A contingency table is a way to summarize bivariate data, or data from two variables.

• 5136 is the count of people who lived AND were not inoculated. 
• 6224 is the total number of observations.
• 244 is the total number of people who were inoculated.
• 5374 is the total number of people who lived.

• These are basically two-variable frequency distributions.
• We can convert to proportions by dividing each count by the total number of observations.

• 0.8252 is the proportion of people who lived AND were not inoculated. 
• 1.000 is the proportion of total number of observations. Think of this as 100% of the observations.
• 0.0392 is the proportion of people who were inoculated.
• 0.8634 is the proportion of people who lived.

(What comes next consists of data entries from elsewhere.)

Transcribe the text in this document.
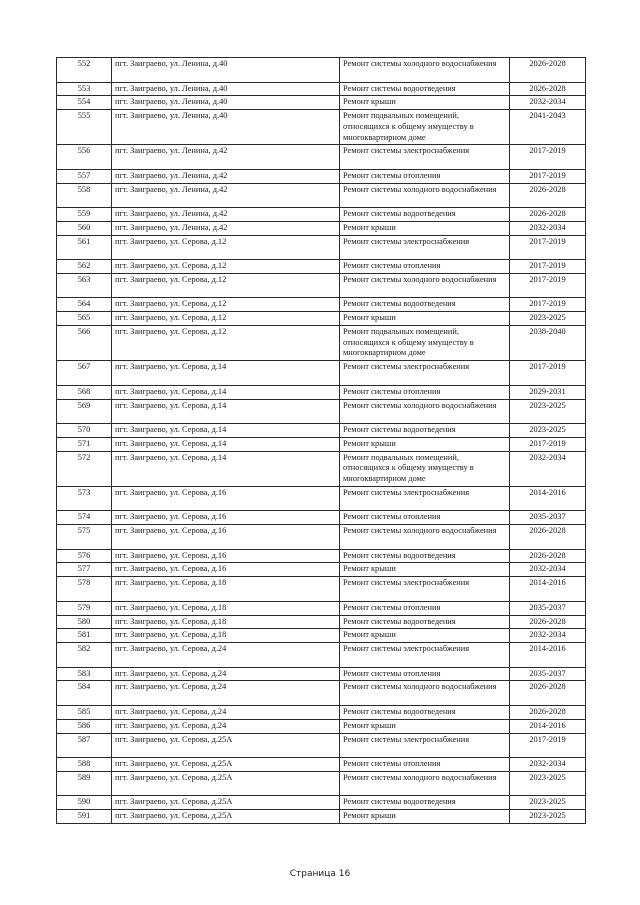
552	пгт. Заиграево, ул. Ленина, д.40	Ремонт системы холодного водоснабжения	2026-2028
553	пгт. Заиграево, ул. Ленина, д.40	Ремонт системы водоотведения	2026-2028
554	пгт. Заиграево, ул. Ленина, д.40	Ремонт крыши	2032-2034
555	пгт. Заиграево, ул. Ленина, д.40	Ремонт подвальных помещений, относящихся к общему имуществу в многоквартирном доме	2041-2043
556	пгт. Заиграево, ул. Ленина, д.42	Ремонт системы электроснабжения	2017-2019
557	пгт. Заиграево, ул. Ленина, д.42	Ремонт системы отопления	2017-2019
558	пгт. Заиграево, ул. Ленина, д.42	Ремонт системы холодного водоснабжения	2026-2028
559	пгт. Заиграево, ул. Ленина, д.42	Ремонт системы водоотведения	2026-2028
560	пгт. Заиграево, ул. Ленина, д.42	Ремонт крыши	2032-2034
561	пгт. Заиграево, ул. Серова, д.12	Ремонт системы электроснабжения	2017-2019
562	пгт. Заиграево, ул. Серова, д.12	Ремонт системы отопления	2017-2019
563	пгт. Заиграево, ул. Серова, д.12	Ремонт системы холодного водоснабжения	2017-2019
564	пгт. Заиграево, ул. Серова, д.12	Ремонт системы водоотведения	2017-2019
565	пгт. Заиграево, ул. Серова, д.12	Ремонт крыши	2023-2025
566	пгт. Заиграево, ул. Серова, д.12	Ремонт подвальных помещений, относящихся к общему имуществу в многоквартирном доме	2038-2040
567	пгт. Заиграево, ул. Серова, д.14	Ремонт системы электроснабжения	2017-2019
568	пгт. Заиграево, ул. Серова, д.14	Ремонт системы отопления	2029-2031
569	пгт. Заиграево, ул. Серова, д.14	Ремонт системы холодного водоснабжения	2023-2025
570	пгт. Заиграево, ул. Серова, д.14	Ремонт системы водоотведения	2023-2025
571	пгт. Заиграево, ул. Серова, д.14	Ремонт крыши	2017-2019
572	пгт. Заиграево, ул. Серова, д.14	Ремонт подвальных помещений, относящихся к общему имуществу в многоквартирном доме	2032-2034
573	пгт. Заиграево, ул. Серова, д.16	Ремонт системы электроснабжения	2014-2016
574	пгт. Заиграево, ул. Серова, д.16	Ремонт системы отопления	2035-2037
575	пгт. Заиграево, ул. Серова, д.16	Ремонт системы холодного водоснабжения	2026-2028
576	пгт. Заиграево, ул. Серова, д.16	Ремонт системы водоотведения	2026-2028
577	пгт. Заиграево, ул. Серова, д.16	Ремонт крыши	2032-2034
578	пгт. Заиграево, ул. Серова, д.18	Ремонт системы электроснабжения	2014-2016
579	пгт. Заиграево, ул. Серова, д.18	Ремонт системы отопления	2035-2037
580	пгт. Заиграево, ул. Серова, д.18	Ремонт системы водоотведения	2026-2028
581	пгт. Заиграево, ул. Серова, д.18	Ремонт крыши	2032-2034
582	пгт. Заиграево, ул. Серова, д.24	Ремонт системы электроснабжения	2014-2016
583	пгт. Заиграево, ул. Серова, д.24	Ремонт системы отопления	2035-2037
584	пгт. Заиграево, ул. Серова, д.24	Ремонт системы холодного водоснабжения	2026-2028
585	пгт. Заиграево, ул. Серова, д.24	Ремонт системы водоотведения	2026-2028
586	пгт. Заиграево, ул. Серова, д.24	Ремонт крыши	2014-2016
587	пгт. Заиграево, ул. Серова, д.25А	Ремонт системы электроснабжения	2017-2019
588	пгт. Заиграево, ул. Серова, д.25А	Ремонт системы отопления	2032-2034
589	пгт. Заиграево, ул. Серова, д.25А	Ремонт системы холодного водоснабжения	2023-2025
590	пгт. Заиграево, ул. Серова, д.25А	Ремонт системы водоотведения	2023-2025
591	пгт. Заиграево, ул. Серова, д.25А	Ремонт крыши	2023-2025
Страница 16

• The row and column totals are marginal probabilities.
• The probability of two events together (\(A\) and \(B\)) is a joint probability.

What can we learn about the result of smallpox if we already know something about inoculation status?

• For example, given that a person is inoculated, what is the probability of death?
• To figure this out, we restrict our attention to the 244 inoculated cases. Of these, 6 died. So the probability is 6/244.

Conditional probability: the probability of some event \(A\) if we know that event \(B\) occurred (or is true): \[P(A|B) = \frac{P(A\text{ and }B)}{P(B)}\] where the symbol | is read as “given”.

• For death given inoculation, \[\begin{align} P(\text{death}|\text{inoculation}) &= \frac{P(\text{death and inoculation})}{P(\text{inoculation})} \\ &= \frac{0.0010}{0.0392} = 0.0255 \end{align}\]
• We could also write this as \[\begin{align} P(\text{death}|\text{inoculation}) &= \frac{P(\text{death and inoculation})}{P(\text{inoculation})} \\ &= \frac{6/6224}{244/6224} = \frac{6}{244} \end{align}\]

If knowing whether event \(B\) occurs tells us nothing about event \(A\), the events are independent. For example, if we know that the first flip of a (fair) coin came up heads, that doesn’t tell us anything about what will happen next time we flip that coin.

We can test for independence by checking if \(P(A|B)=P(A)\).

If \(A\) and \(B\) are independent events, then \[P(A \text{ and }B) = P(A)P(B).\]

• We can extend this to more than two events: \[P(A \text{ and }B \text{ and } C \text{ and } \dots) = P(A)P(B)P(C)\dots.\]
• Note that if \(P(A \text{ and }B) \ne P(A)P(B)\), then \(A\) and \(B\) are not independent.

Find the probability of rolling a \(6\) on your first roll of a die and a \(6\) on your second roll.

Let \(A=\) (rolling a \(6\) on first roll) and \(B=\) (rolling a \(6\) on second roll). For each roll, the probabiltiy of getting a \(6\) is \(1/6\), so \(P(A) = \frac{1}{6}\) and \(P(B) = \frac{1}{6}\).

Then, because each roll is independent of any other rolls, \[P(A \text{ and }B) = P(A)P(B) = \frac{1}{6}\times\frac{1}{6} = \frac{1}{36}\]

If \(A\) and \(B\) are any two events, then \[P(A \text{ and }B) = P(A|B)P(B).\]

• This is just the conditional probability formula, rewritten in terms of \(P(A \text{ and }B)\)!

Suppose we know that 38.4% of US households have dogs and that among those with dogs, 23.1% have cats. Find the probability that a US household has both dogs and cats.